SuèdeFace à la démence, un arrêt de bus fictif dans une maison de retraite
Dès 2008 en Allemagne, des arrêts de bus factices ont été construits dans les parcs de certaines maisons de retraite. Mais ici, le dispositif est intégré dans la prise en charge thérapeutique des patients.
Attendre un bus qui ne passera jamais, c’est ce que propose une maison de retraite suédoise à ses patients atteints de démence. Un arrêt de bus fictif installé il y a quatre ans dans un couloir de l’établissement de santé de Södertälje, à l’ouest de Stockholm, est utilisé dans la prise en charge des personnes âgées qui demandent à rentrer chez eux. Dans l’étroit passage éclairé au néon, un banc surplombé d’une carte de la ville et d’un panneau siglé de la compagnie de transports de la capitale suédoise fait face à un mur en crépi. Une affiche précise les horaires du bus imaginaire.
Caroline Wahlberg, responsable de l’établissement à l’origine de l’initiative, s’y installe avec Edward, un octogénaire aux yeux bleus perçants mais au regard perdu. «À un certain degré de la maladie, les personnes atteintes de la maladie d’Alzheimer ressentent très fréquemment une forme d’inquiétude, elles veulent rentrer à la maison», explique-t-elle à l’AFP. «Certains ont déjà fait leurs valises pour venir attendre ici.»
Si l’arrêt de bus n’est pas fréquenté quotidiennement, sa présence a été salutaire à de nombreuses reprises, selon elle. «Nous avions une patiente qui venait me voir tous les jours, plusieurs fois par jour. Elle demandait que ses parents viennent la chercher. Venir s’asseoir sur le banc ici, attendre et parler, ça la calmait, ça la rendait heureuse.
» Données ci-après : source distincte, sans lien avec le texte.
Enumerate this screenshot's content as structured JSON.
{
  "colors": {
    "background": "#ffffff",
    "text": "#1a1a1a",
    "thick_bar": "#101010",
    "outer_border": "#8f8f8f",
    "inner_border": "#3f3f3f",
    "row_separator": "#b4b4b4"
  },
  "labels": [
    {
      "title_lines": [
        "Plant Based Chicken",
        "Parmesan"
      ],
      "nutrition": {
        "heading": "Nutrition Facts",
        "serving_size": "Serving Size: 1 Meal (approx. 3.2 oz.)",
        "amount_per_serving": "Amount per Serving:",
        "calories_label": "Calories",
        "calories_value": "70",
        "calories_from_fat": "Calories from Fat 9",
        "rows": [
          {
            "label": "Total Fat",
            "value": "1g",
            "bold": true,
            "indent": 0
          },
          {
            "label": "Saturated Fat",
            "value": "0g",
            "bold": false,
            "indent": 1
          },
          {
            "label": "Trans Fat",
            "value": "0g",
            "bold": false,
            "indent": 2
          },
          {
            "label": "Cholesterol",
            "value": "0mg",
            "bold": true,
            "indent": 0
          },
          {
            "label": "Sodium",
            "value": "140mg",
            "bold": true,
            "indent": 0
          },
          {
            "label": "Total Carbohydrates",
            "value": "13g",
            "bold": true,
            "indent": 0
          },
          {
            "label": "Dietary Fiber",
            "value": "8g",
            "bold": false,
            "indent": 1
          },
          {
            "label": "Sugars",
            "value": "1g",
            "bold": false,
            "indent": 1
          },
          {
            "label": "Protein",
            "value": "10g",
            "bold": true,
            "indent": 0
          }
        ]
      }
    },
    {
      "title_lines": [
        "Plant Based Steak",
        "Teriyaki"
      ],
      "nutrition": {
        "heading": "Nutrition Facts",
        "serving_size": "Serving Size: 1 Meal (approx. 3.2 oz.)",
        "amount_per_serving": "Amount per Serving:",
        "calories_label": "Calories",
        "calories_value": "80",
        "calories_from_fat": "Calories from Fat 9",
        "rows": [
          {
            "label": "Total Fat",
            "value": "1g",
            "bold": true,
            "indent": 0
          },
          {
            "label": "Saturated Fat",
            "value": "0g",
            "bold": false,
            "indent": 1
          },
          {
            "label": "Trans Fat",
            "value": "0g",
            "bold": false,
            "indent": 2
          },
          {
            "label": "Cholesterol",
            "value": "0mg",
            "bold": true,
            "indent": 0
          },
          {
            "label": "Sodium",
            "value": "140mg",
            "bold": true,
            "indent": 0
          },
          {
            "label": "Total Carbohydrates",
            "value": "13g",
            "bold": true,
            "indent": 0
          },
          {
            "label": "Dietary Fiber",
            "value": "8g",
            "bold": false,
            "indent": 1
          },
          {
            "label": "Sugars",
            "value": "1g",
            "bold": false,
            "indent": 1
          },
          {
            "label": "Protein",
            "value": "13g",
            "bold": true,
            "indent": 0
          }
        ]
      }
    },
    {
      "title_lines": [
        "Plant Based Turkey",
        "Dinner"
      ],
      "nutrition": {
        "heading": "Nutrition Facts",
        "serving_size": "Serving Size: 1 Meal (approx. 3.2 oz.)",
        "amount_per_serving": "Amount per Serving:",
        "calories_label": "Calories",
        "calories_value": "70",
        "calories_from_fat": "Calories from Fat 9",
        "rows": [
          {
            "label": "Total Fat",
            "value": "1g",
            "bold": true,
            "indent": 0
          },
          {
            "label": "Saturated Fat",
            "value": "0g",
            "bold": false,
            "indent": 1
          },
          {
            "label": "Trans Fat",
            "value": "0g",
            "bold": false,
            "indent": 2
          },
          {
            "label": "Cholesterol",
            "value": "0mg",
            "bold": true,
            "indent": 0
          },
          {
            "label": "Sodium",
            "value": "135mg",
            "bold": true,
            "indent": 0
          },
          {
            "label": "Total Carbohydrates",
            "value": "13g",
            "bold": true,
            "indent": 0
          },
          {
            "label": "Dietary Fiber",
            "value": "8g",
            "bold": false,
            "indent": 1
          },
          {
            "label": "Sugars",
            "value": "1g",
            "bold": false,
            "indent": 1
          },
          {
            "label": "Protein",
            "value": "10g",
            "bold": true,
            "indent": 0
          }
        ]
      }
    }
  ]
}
Ensuite on pouvait aller manger ou regarder la télévision.»
Réveiller des souvenirs
Dès 2008 en Allemagne, des arrêts de bus factices ont été construits dans les parcs de certaines maisons de retraite pour réduire l’errance des personnes âgées et leur offrir un lieu où elles iraient instinctivement s’asseoir. Mais dans cette maison de retraite suédoise qui accueille actuellement 17 personnes, le dispositif est intégré dans la prise en charge thérapeutique des patients. «Ça a apporté du changement ici», souligne Louise Bass, infirmière qui travaille dans l’établissement depuis treize ans.
Le banc est surtout utile en fin de journée, quand les patients sont les plus fébriles. «Tout le monde a déjà pris le bus, alors quand ils voient le panneau ils le reconnaissent tout de suite, ils se disent que le bus va passer. Si on s’assoit avec eux et qu’on leur parle, ils oublient. On parle et ils oublient qu’ils voulaient sortir, ça sert vraiment».
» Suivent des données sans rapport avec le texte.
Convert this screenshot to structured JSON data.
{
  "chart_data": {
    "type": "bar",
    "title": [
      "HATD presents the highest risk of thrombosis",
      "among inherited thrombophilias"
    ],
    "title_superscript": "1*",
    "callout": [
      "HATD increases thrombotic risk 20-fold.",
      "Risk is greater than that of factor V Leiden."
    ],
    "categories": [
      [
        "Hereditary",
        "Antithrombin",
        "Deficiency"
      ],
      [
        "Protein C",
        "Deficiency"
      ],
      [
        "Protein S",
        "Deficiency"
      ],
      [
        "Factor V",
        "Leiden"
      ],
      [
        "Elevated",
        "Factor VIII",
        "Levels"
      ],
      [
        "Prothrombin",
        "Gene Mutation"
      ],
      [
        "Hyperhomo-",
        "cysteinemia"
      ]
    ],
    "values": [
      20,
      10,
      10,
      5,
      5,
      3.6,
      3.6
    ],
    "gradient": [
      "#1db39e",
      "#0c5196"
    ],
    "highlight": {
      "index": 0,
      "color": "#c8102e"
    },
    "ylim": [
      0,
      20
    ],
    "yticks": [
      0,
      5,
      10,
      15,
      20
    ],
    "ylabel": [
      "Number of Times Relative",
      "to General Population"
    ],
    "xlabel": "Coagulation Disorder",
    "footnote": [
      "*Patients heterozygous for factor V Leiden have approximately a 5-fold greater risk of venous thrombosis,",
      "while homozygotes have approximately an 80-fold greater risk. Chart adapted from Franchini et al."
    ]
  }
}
«C’est une façon de réveiller des souvenirs», abonde Rebecka Gabrielsson, gestionnaire d’une partie des maisons de retraite de la municipalité. «On peut parler de là où ils ont travaillé, de là où ils ont voyagé, ça les aide avec leurs symptômes.»
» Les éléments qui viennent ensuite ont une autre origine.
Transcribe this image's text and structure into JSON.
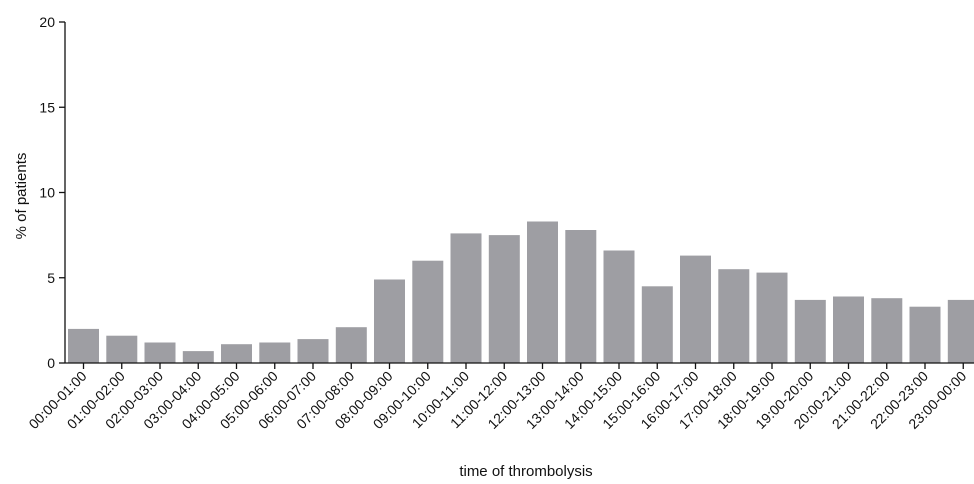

Mentir à des patients vulnérables, est-ce bénéfique ou même acceptable moralement? En 2019, une publication de l’Institut national israélien pour la politique de santé (IJHPR) consacrée à la question des faux arrêts de bus allemands pose la question. Si l’objectif du dispositif est de réduire les tentatives de fuite des personnes âgées, il peut aussi renforcer le sentiment de frustration et de déception auxquels ces patients sont déjà exposés, selon cette étude.